Ocean enthusiasts prize Mexico's pristine, multi-hued coral reefs. Hundreds of colorful fish species, sea urchins, starfish, and sea grasses share the reefs with an abundance of other magnificent sea creatures. But coastal development threatens reef destruction. AIDA is advocating for national and international authorities to remediate damage already caused at Veracruz Reef in the Gulf of Mexico, and to preserve the pristine Cabo Pulmo Reef in Baja California Sur.
To expand the Port of Veracruz, the government has modified the Natural Protected Area on a string of 27 reefs between six islands. Construction will damage the reef and the nearby Los Tuxtlas Biosphere Reserve which will be a source of rock for the port. At Cabo Pulmo a proposed resort threatens to bury a pristine reef with sediment, sewage, and industrial waste. Worse, a desalination plant needed to supply water to the complex will change the marine ecosystem by making the ocean too salty.
AIDA is advocating for increased protection of the Veracruz Reef System and remediation of damage caused by construction. We're also appealing for international assessment of the damage caused by the port expansion, and are calling on Mexico to halt the project.

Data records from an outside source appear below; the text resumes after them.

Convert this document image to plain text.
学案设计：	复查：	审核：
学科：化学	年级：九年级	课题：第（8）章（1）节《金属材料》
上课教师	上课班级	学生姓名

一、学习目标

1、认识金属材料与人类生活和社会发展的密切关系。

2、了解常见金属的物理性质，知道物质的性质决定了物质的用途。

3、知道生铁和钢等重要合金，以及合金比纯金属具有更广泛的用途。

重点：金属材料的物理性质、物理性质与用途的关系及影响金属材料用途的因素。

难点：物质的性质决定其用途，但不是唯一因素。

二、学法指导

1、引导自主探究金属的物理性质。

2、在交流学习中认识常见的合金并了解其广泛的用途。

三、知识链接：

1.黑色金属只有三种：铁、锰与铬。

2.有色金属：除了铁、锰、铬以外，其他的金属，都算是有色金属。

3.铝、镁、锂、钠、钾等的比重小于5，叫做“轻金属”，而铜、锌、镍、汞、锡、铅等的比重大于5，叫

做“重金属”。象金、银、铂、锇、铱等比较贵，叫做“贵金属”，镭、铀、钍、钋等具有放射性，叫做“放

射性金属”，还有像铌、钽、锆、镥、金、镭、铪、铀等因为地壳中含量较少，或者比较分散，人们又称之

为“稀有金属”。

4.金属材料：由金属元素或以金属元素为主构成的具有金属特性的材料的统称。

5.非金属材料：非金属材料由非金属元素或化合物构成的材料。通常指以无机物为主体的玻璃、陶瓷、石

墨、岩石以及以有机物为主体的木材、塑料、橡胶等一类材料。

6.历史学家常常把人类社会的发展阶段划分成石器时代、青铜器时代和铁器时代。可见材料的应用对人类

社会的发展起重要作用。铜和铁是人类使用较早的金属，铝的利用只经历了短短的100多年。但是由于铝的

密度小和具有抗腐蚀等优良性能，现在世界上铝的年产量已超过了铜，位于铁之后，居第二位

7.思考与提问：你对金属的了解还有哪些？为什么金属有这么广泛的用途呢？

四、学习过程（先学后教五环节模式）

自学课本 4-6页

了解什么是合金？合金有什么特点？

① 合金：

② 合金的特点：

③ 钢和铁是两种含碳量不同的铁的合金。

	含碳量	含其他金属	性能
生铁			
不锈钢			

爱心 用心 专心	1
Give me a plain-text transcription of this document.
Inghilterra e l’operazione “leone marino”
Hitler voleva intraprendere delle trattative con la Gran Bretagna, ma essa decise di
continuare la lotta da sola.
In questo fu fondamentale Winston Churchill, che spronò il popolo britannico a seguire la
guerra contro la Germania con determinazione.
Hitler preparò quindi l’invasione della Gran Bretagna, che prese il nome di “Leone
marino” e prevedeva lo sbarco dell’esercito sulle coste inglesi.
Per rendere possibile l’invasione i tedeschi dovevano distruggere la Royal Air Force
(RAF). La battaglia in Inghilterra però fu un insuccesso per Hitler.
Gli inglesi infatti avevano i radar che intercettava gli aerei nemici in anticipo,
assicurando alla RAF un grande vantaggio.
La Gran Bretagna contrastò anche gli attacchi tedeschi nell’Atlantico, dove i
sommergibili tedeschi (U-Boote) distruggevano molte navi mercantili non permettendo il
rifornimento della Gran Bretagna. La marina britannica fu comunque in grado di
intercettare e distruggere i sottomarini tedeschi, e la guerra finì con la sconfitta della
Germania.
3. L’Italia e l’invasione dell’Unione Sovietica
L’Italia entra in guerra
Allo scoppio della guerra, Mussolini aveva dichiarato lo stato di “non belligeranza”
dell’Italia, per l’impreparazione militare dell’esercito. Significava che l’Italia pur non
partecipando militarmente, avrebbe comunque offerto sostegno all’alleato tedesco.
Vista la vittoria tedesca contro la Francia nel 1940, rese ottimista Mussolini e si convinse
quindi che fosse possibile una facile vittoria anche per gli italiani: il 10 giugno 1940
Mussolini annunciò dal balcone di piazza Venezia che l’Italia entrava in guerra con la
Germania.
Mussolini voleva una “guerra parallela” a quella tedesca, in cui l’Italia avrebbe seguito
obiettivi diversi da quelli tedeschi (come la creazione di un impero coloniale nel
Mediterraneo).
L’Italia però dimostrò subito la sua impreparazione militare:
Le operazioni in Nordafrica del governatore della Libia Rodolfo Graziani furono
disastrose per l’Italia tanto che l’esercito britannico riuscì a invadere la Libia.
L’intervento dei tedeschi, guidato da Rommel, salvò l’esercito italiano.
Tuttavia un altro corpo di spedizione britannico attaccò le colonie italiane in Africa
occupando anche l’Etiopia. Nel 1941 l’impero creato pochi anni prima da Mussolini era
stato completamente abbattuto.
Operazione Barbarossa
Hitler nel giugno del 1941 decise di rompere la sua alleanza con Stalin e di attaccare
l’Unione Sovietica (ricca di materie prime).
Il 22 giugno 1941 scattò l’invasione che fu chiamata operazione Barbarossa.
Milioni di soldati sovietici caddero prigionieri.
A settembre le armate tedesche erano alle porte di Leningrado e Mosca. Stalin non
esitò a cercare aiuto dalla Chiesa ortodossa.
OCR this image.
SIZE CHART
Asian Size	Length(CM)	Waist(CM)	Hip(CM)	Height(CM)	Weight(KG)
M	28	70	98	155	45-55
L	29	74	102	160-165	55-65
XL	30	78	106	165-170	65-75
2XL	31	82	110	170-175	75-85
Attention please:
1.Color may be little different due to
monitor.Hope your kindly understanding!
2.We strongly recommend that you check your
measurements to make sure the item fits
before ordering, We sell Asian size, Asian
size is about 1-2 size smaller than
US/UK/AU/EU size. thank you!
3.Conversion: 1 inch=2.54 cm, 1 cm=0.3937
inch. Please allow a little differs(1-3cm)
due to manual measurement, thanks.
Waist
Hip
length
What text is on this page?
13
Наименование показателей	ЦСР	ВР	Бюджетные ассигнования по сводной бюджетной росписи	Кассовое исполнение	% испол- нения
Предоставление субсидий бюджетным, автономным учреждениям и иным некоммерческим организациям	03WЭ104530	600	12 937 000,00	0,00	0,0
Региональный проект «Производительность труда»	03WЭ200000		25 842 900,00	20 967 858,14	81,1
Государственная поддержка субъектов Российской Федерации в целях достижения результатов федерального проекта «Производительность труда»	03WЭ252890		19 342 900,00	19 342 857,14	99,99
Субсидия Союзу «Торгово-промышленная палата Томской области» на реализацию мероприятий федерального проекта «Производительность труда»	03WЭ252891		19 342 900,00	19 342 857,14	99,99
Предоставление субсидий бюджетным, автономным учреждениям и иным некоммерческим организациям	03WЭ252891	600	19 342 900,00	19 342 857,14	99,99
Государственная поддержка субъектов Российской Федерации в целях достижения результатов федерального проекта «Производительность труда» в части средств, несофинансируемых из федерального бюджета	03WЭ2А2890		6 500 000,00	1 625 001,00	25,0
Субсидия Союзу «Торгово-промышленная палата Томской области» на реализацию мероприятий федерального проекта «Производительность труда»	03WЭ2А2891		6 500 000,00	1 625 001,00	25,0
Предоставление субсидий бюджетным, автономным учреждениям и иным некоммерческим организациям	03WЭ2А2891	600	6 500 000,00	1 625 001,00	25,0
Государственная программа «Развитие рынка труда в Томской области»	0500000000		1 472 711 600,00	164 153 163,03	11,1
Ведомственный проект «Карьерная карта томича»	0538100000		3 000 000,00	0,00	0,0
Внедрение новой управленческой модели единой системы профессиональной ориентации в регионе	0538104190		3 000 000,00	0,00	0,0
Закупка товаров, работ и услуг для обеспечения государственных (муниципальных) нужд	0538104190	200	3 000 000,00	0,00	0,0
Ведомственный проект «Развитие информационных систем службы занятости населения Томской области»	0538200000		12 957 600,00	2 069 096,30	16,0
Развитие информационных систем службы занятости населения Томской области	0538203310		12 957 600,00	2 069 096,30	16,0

At Cabo Pulmo, we're pressing the Ministry to require an Environmental Impact Assessment that analyzes the effects of the 1,000-room hotel, infrastructure, and desalination plant, and to deny a permit if the reef will be damaged.
In Veracruz, the health of the coral reefs will improve and, hopefully, be able to sustain a vibrant and diverse ecosystem. In Cabo Pulmo, we aim to preserve the health, diversity and overall integrity of the coral reefs. We also aim to incentivize Mexico's government to prevent the consideration and approval of future projects that damage coral reefs and ocean health.